I have seen much that is seared on my memory during visits to prisons but no Egyptian cotton. But behind his trademark straining to be gratuitously offensive, Clarkson was making the perfectly valid point that prison isn't all about rehabilitation.
But neither is it – as set out in statute – only about punishment. If Kenneth Clarke is to get anywhere with his "rehabilitation revolution", the rest of us must retreat from polarised positions on punishment vs rehabilitation, and agree you can balance both.
One key to that must be an understanding that, once a sentence has been served and a debt to society paid, those released should be allowed to get on with rebuilding their life, at first under the supervision of a properly funded probation service. Instead we continue to punish them.
Among recent Longford Scholars have been too many individuals who have their initial offer of a university place withdrawn when they disclose their criminal record. It is never explained in those terms, of course, but how else, for example, do you account for the student this year with the top grades in his subject at his further education college who has been turned down by the local university when others in his class were accepted? The only difference is that he has been to prison and they haven't. Or there's another who applied to the London School of Economics, which promises all first years a place in halls. He was told that offer didn't apply to him because of his criminal record. The list of disappointments is endless.

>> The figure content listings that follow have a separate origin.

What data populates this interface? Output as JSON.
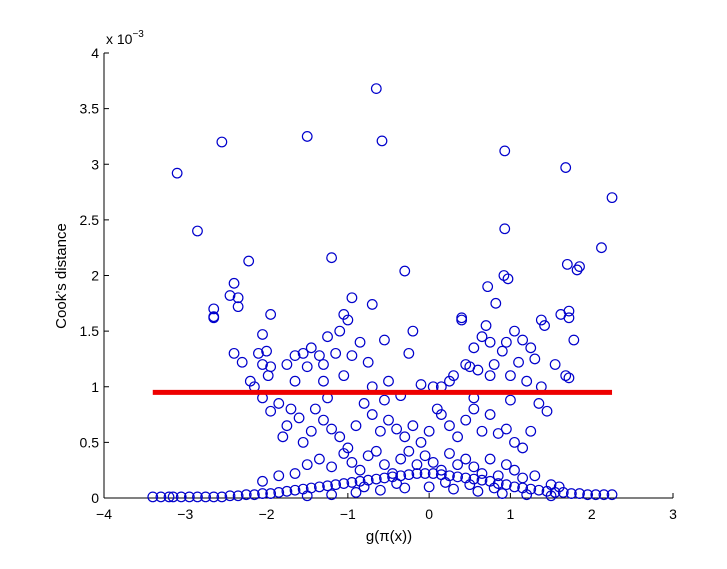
{
  "chart_data": {
    "type": "scatter",
    "xlabel": "g(π(x))",
    "ylabel": "Cook’s distance",
    "xlim": [
      -4,
      3
    ],
    "ylim": [
      0,
      4
    ],
    "x_ticks": [
      "−4",
      "−3",
      "−2",
      "−1",
      "0",
      "1",
      "2",
      "3"
    ],
    "y_ticks": [
      "0",
      "0.5",
      "1",
      "1.5",
      "2",
      "2.5",
      "3",
      "3.5",
      "4"
    ],
    "y_exponent_label": "x 10",
    "y_exponent_power": "−3",
    "y_scale_factor": 0.001,
    "marker": "open-circle",
    "marker_color": "#0000CC",
    "grid": false,
    "threshold_line": {
      "y": 0.95,
      "x": [
        -3.4,
        2.25
      ],
      "color": "#EE0000"
    },
    "points": [
      [
        -3.1,
        2.92
      ],
      [
        -2.85,
        2.4
      ],
      [
        -2.55,
        3.2
      ],
      [
        -2.22,
        2.13
      ],
      [
        -2.4,
        1.93
      ],
      [
        -2.35,
        1.8
      ],
      [
        -2.45,
        1.82
      ],
      [
        -2.65,
        1.7
      ],
      [
        -2.65,
        1.63
      ],
      [
        -2.65,
        1.62
      ],
      [
        -2.35,
        1.72
      ],
      [
        -2.05,
        1.47
      ],
      [
        -1.95,
        1.65
      ],
      [
        -2.0,
        1.32
      ],
      [
        -2.1,
        1.3
      ],
      [
        -2.4,
        1.3
      ],
      [
        -2.3,
        1.22
      ],
      [
        -2.05,
        1.2
      ],
      [
        -1.95,
        1.18
      ],
      [
        -1.98,
        1.1
      ],
      [
        -2.2,
        1.05
      ],
      [
        -2.15,
        1.0
      ],
      [
        -1.5,
        3.25
      ],
      [
        -0.65,
        3.68
      ],
      [
        -0.58,
        3.21
      ],
      [
        -1.2,
        2.16
      ],
      [
        -0.7,
        1.74
      ],
      [
        -0.95,
        1.8
      ],
      [
        -1.05,
        1.65
      ],
      [
        -1.0,
        1.6
      ],
      [
        -1.1,
        1.5
      ],
      [
        -1.25,
        1.45
      ],
      [
        -1.45,
        1.35
      ],
      [
        -1.55,
        1.3
      ],
      [
        -1.65,
        1.28
      ],
      [
        -1.35,
        1.28
      ],
      [
        -1.15,
        1.3
      ],
      [
        -0.95,
        1.28
      ],
      [
        -0.85,
        1.4
      ],
      [
        -0.55,
        1.42
      ],
      [
        -0.75,
        1.22
      ],
      [
        -1.3,
        1.2
      ],
      [
        -1.5,
        1.18
      ],
      [
        -1.75,
        1.2
      ],
      [
        -1.65,
        1.05
      ],
      [
        -1.3,
        1.05
      ],
      [
        -1.05,
        1.1
      ],
      [
        -0.7,
        1.0
      ],
      [
        -0.5,
        1.05
      ],
      [
        -0.3,
        2.04
      ],
      [
        -0.2,
        1.5
      ],
      [
        -0.25,
        1.3
      ],
      [
        -0.1,
        1.02
      ],
      [
        0.05,
        1.0
      ],
      [
        0.25,
        1.05
      ],
      [
        0.4,
        1.62
      ],
      [
        0.4,
        1.6
      ],
      [
        0.55,
        1.35
      ],
      [
        0.45,
        1.2
      ],
      [
        0.3,
        1.1
      ],
      [
        0.15,
        1.0
      ],
      [
        0.93,
        3.12
      ],
      [
        0.93,
        2.42
      ],
      [
        0.92,
        2.0
      ],
      [
        0.97,
        1.97
      ],
      [
        0.82,
        1.75
      ],
      [
        0.72,
        1.9
      ],
      [
        0.7,
        1.55
      ],
      [
        0.65,
        1.45
      ],
      [
        0.75,
        1.4
      ],
      [
        0.9,
        1.32
      ],
      [
        0.95,
        1.4
      ],
      [
        1.05,
        1.5
      ],
      [
        1.15,
        1.42
      ],
      [
        1.25,
        1.35
      ],
      [
        1.38,
        1.6
      ],
      [
        1.42,
        1.55
      ],
      [
        1.3,
        1.25
      ],
      [
        1.1,
        1.22
      ],
      [
        0.8,
        1.2
      ],
      [
        0.6,
        1.15
      ],
      [
        0.5,
        1.18
      ],
      [
        0.75,
        1.1
      ],
      [
        1.0,
        1.1
      ],
      [
        1.2,
        1.05
      ],
      [
        1.38,
        1.0
      ],
      [
        1.55,
        1.2
      ],
      [
        1.62,
        1.65
      ],
      [
        1.72,
        1.68
      ],
      [
        1.68,
        1.1
      ],
      [
        1.72,
        1.08
      ],
      [
        1.68,
        2.97
      ],
      [
        1.7,
        2.1
      ],
      [
        1.82,
        2.05
      ],
      [
        1.85,
        2.08
      ],
      [
        2.12,
        2.25
      ],
      [
        2.25,
        2.7
      ],
      [
        1.72,
        1.62
      ],
      [
        1.78,
        1.42
      ],
      [
        -1.95,
        0.78
      ],
      [
        -2.05,
        0.9
      ],
      [
        -1.85,
        0.85
      ],
      [
        -1.7,
        0.8
      ],
      [
        -1.6,
        0.72
      ],
      [
        -1.45,
        0.6
      ],
      [
        -1.8,
        0.55
      ],
      [
        -1.55,
        0.5
      ],
      [
        -1.75,
        0.65
      ],
      [
        -1.4,
        0.8
      ],
      [
        -1.3,
        0.7
      ],
      [
        -1.2,
        0.62
      ],
      [
        -1.1,
        0.55
      ],
      [
        -1.0,
        0.45
      ],
      [
        -0.9,
        0.65
      ],
      [
        -0.8,
        0.85
      ],
      [
        -0.7,
        0.75
      ],
      [
        -0.6,
        0.6
      ],
      [
        -0.5,
        0.7
      ],
      [
        -0.4,
        0.62
      ],
      [
        -0.3,
        0.55
      ],
      [
        -0.2,
        0.65
      ],
      [
        -0.1,
        0.5
      ],
      [
        0.0,
        0.6
      ],
      [
        0.1,
        0.8
      ],
      [
        0.15,
        0.75
      ],
      [
        0.25,
        0.65
      ],
      [
        0.35,
        0.55
      ],
      [
        0.45,
        0.7
      ],
      [
        0.55,
        0.8
      ],
      [
        0.65,
        0.6
      ],
      [
        0.75,
        0.75
      ],
      [
        0.85,
        0.58
      ],
      [
        0.95,
        0.62
      ],
      [
        1.05,
        0.5
      ],
      [
        1.15,
        0.45
      ],
      [
        1.25,
        0.6
      ],
      [
        1.35,
        0.85
      ],
      [
        1.45,
        0.78
      ],
      [
        -1.25,
        0.9
      ],
      [
        -0.55,
        0.88
      ],
      [
        -0.35,
        0.92
      ],
      [
        0.55,
        0.9
      ],
      [
        1.0,
        0.88
      ],
      [
        -2.05,
        0.15
      ],
      [
        -1.85,
        0.2
      ],
      [
        -1.65,
        0.22
      ],
      [
        -1.5,
        0.3
      ],
      [
        -1.35,
        0.35
      ],
      [
        -1.2,
        0.28
      ],
      [
        -1.05,
        0.4
      ],
      [
        -0.95,
        0.32
      ],
      [
        -0.85,
        0.25
      ],
      [
        -0.75,
        0.38
      ],
      [
        -0.65,
        0.42
      ],
      [
        -0.55,
        0.3
      ],
      [
        -0.45,
        0.22
      ],
      [
        -0.35,
        0.35
      ],
      [
        -0.25,
        0.42
      ],
      [
        -0.15,
        0.3
      ],
      [
        -0.05,
        0.38
      ],
      [
        0.05,
        0.32
      ],
      [
        0.15,
        0.25
      ],
      [
        0.25,
        0.4
      ],
      [
        0.35,
        0.3
      ],
      [
        0.45,
        0.35
      ],
      [
        0.55,
        0.28
      ],
      [
        0.65,
        0.22
      ],
      [
        0.75,
        0.35
      ],
      [
        0.85,
        0.2
      ],
      [
        0.95,
        0.3
      ],
      [
        1.05,
        0.25
      ],
      [
        1.15,
        0.18
      ],
      [
        1.3,
        0.2
      ],
      [
        1.5,
        0.12
      ],
      [
        1.6,
        0.1
      ],
      [
        -3.4,
        0.01
      ],
      [
        -3.3,
        0.01
      ],
      [
        -3.2,
        0.01
      ],
      [
        -3.15,
        0.01
      ],
      [
        -3.05,
        0.01
      ],
      [
        -2.95,
        0.01
      ],
      [
        -2.85,
        0.01
      ],
      [
        -2.75,
        0.01
      ],
      [
        -2.65,
        0.01
      ],
      [
        -2.55,
        0.01
      ],
      [
        -2.45,
        0.02
      ],
      [
        -2.35,
        0.02
      ],
      [
        -2.25,
        0.03
      ],
      [
        -2.15,
        0.03
      ],
      [
        -2.05,
        0.04
      ],
      [
        -1.95,
        0.04
      ],
      [
        -1.85,
        0.05
      ],
      [
        -1.75,
        0.06
      ],
      [
        -1.65,
        0.07
      ],
      [
        -1.55,
        0.08
      ],
      [
        -1.45,
        0.09
      ],
      [
        -1.35,
        0.1
      ],
      [
        -1.25,
        0.11
      ],
      [
        -1.15,
        0.12
      ],
      [
        -1.05,
        0.13
      ],
      [
        -0.95,
        0.14
      ],
      [
        -0.85,
        0.15
      ],
      [
        -0.75,
        0.16
      ],
      [
        -0.65,
        0.17
      ],
      [
        -0.55,
        0.18
      ],
      [
        -0.45,
        0.19
      ],
      [
        -0.35,
        0.2
      ],
      [
        -0.25,
        0.21
      ],
      [
        -0.15,
        0.22
      ],
      [
        -0.05,
        0.22
      ],
      [
        0.05,
        0.22
      ],
      [
        0.15,
        0.21
      ],
      [
        0.25,
        0.2
      ],
      [
        0.35,
        0.19
      ],
      [
        0.45,
        0.18
      ],
      [
        0.55,
        0.17
      ],
      [
        0.65,
        0.16
      ],
      [
        0.75,
        0.15
      ],
      [
        0.85,
        0.13
      ],
      [
        0.95,
        0.12
      ],
      [
        1.05,
        0.1
      ],
      [
        1.15,
        0.09
      ],
      [
        1.25,
        0.08
      ],
      [
        1.35,
        0.07
      ],
      [
        1.45,
        0.06
      ],
      [
        1.55,
        0.05
      ],
      [
        1.65,
        0.05
      ],
      [
        1.75,
        0.04
      ],
      [
        1.85,
        0.04
      ],
      [
        1.95,
        0.03
      ],
      [
        2.05,
        0.03
      ],
      [
        2.15,
        0.03
      ],
      [
        2.25,
        0.03
      ],
      [
        -1.5,
        0.02
      ],
      [
        -1.2,
        0.03
      ],
      [
        -0.9,
        0.05
      ],
      [
        -0.6,
        0.07
      ],
      [
        -0.3,
        0.09
      ],
      [
        0.0,
        0.1
      ],
      [
        0.3,
        0.08
      ],
      [
        0.6,
        0.06
      ],
      [
        0.9,
        0.04
      ],
      [
        1.2,
        0.03
      ],
      [
        1.5,
        0.02
      ],
      [
        -0.8,
        0.1
      ],
      [
        -0.4,
        0.13
      ],
      [
        0.2,
        0.14
      ],
      [
        0.5,
        0.12
      ],
      [
        0.8,
        0.09
      ]
    ]
  }
}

Faced by such double punishment is it any wonder that even well-supported ex-prisoners, determined to stick to the straight and narrow, go on to reoffend? If we insist on assuming the worst about people, then we are creating a climate where our prediction is more likely to come true.
That is the real context for the sentencing and rehabilitation reviews that Kenneth Clarke has now ordered. Their final outcome is down to us. They will no doubt make exactly the same sensible suggestions as similar committees in recent years on the need for well-resourced community punishments, reduced use of indeterminate sentences, a restoration of judges' flexibility in determining individual tariffs, and an end to excessive recall to jail of prisoners out on parole for trivial reasons (one of our students because he was pulled over by police for not wearing his seat belt).
How far Mr Clarke is able to act on these conclusions will be dictated in part by the Treasury, but mostly by a political judgement of public attitudes to rehabilitation. And so far, despite an avalanche of evidence that it can and does work, we still seem to have a blind faith in punishment to do the job of reforming criminals all by itself.